I wonder. Could either Boehner or Bartlett point to how their party’s most recent White House administrations have done that? I had to go all the way back to Nixon to find a Democrat in a Republican president’s administration (unless you can point to a more recent example). President Bill Clinton appointed Republican William Cohen to be his defense secretary during his second term. What Democrats did George W. Bush, George H.W. Bush or Ronald Reagan appoint to their Cabinets or White House staffs?
Obama has signaled that he may very well appoint Bush’s own defense secretary to continue in that role. He has also considered Sen.
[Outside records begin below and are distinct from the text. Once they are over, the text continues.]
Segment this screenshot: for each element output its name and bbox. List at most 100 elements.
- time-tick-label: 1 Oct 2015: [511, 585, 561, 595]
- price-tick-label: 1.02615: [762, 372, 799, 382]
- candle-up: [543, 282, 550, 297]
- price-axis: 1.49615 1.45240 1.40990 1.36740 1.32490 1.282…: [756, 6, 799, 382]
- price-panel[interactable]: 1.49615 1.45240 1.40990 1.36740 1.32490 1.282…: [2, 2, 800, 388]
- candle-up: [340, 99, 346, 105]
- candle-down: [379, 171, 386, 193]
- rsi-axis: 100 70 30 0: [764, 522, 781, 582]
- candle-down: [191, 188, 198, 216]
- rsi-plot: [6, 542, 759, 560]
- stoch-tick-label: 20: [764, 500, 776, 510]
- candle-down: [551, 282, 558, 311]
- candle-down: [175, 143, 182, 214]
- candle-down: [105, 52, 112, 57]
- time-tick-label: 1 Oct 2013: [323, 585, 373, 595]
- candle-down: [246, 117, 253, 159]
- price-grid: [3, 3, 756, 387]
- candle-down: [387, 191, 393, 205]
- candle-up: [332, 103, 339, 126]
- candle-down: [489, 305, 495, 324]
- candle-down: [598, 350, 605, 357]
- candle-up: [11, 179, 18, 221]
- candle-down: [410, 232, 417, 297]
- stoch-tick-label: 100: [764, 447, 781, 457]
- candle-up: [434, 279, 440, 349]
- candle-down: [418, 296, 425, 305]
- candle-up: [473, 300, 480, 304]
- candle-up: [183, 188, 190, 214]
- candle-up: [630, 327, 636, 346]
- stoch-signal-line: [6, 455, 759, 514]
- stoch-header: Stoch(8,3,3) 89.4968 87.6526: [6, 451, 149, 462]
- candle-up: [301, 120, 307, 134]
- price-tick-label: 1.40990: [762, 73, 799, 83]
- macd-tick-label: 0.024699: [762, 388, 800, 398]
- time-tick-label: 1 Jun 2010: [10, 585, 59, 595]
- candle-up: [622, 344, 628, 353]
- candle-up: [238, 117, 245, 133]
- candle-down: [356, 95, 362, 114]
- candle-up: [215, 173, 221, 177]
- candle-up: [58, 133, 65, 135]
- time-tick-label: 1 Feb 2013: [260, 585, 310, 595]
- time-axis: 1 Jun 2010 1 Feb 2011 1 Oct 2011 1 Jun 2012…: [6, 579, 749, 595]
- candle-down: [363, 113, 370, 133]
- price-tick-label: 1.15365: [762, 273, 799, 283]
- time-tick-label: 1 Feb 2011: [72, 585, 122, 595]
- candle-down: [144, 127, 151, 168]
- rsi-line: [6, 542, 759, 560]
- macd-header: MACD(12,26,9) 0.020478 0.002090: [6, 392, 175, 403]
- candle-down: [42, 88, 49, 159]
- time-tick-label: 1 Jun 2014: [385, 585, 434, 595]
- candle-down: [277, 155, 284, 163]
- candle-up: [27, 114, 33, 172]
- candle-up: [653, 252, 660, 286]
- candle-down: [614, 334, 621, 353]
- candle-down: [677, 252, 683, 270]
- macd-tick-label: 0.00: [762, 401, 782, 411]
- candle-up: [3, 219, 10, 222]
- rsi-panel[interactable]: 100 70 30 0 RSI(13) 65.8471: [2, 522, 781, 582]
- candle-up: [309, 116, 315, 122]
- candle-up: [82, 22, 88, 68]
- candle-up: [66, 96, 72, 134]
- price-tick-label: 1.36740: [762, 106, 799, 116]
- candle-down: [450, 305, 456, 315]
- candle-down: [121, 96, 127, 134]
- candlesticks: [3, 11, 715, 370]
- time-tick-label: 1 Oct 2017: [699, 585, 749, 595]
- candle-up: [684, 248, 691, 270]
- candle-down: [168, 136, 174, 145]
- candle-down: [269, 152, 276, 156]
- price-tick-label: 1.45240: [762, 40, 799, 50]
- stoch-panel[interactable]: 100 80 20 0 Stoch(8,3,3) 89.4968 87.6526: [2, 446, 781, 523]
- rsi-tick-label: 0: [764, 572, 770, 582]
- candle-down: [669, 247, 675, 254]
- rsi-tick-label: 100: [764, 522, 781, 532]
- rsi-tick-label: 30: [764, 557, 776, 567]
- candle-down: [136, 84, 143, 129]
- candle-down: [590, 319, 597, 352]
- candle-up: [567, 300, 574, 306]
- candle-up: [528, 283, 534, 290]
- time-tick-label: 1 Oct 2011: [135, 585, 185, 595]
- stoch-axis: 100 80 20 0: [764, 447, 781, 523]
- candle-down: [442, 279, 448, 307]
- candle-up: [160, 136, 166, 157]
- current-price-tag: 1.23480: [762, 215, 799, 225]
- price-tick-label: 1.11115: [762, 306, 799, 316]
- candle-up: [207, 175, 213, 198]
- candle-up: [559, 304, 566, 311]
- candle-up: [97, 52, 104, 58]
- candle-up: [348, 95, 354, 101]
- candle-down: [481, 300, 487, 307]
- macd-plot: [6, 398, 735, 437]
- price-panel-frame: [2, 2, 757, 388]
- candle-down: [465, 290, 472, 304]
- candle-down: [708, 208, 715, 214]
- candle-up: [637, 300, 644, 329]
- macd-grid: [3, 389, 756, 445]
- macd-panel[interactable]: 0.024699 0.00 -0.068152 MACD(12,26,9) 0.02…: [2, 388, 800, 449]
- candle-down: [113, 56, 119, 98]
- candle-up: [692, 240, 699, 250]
Chuck Hagel (R-Nebraska) for a role in his administration as well as former NATO commander Jim Jones for national security advisor.
Even so, grumbling within the right-wing blogosphere is that Obama’s choices aren’t Republican enough. Again I ask, how many Democrats did Dubya have in his Cabinet and White House staff? Why didn’t Boehner — or even the president’s own communications director Dan Bartlett — hold Bush to the same standard?
“43″ certainly was elected by much narrower margins than “44″ — in fact, he didn’t even have the popular vote in 2000. You would think if anyone should govern in a bipartisan way, it would be someone who was elected by the slimmest of margins among a bitterly divided electorate. But that didn’t happen, did it?
In yesterday’s Politico story about the scrutiny of Obama’s picks for his administration, one sentence in particularly really jumped out at me:
“Gates is not a sharply partisan figure.”
Okay… is that a bad thing? Is that why he’s not Republican enough to pass “the smell test”? Because he’s not a “sharply partisan” figure, does that disqualify him as a Republican or mean that Obama isn’t trying to bridge the partisan divide? Do we really want a sharply partisan figure? I thought one of the things about this election is that the American people wanted to move beyond the gridlock of the bitterly divided Washington and transcend such “sharply partisan” politics.
So far, in my opinion, Obama has done a better job than his predecessors of assembling pragmatic, centrist and arguably bipartisan team to help govern this nation through very difficult times. Based on some of the complaints in the left-wing blogosphere, Obama certainly hasn’t picked aggressive progressives that would satisfy the more left-wing branches of the Democratic Party — despite what fear-mongering you may hear from the radical right-wing bloggers. His economic team, which he is set to announce later this morning, is being pretty warmly greeted by Wall Street, which tells me that Obama can’t be too bad for business like the conservative pundits would have you believe.
This election, I believe the significant majority of the electorate made their choice clear, not only electing the candidate they felt best represented change, but also repudiating the governance of the dominant party for the last eight years by electing wider majorities in both the House and the Senate for the other party. Why, then, would we let members of that failed party’s leadership judge who’s best to serve in this new administration? We shouldn’t and Obama won’t.
I believe Obama is firmly committed to governing pragmatically, which means an administration filled with opposing viewpoints — whether it’s Democrat or Republican, conservative or liberal, pro-business or pro-worker, hawk or dove. There will be many voices led by one leader. It certainly will be a nice change.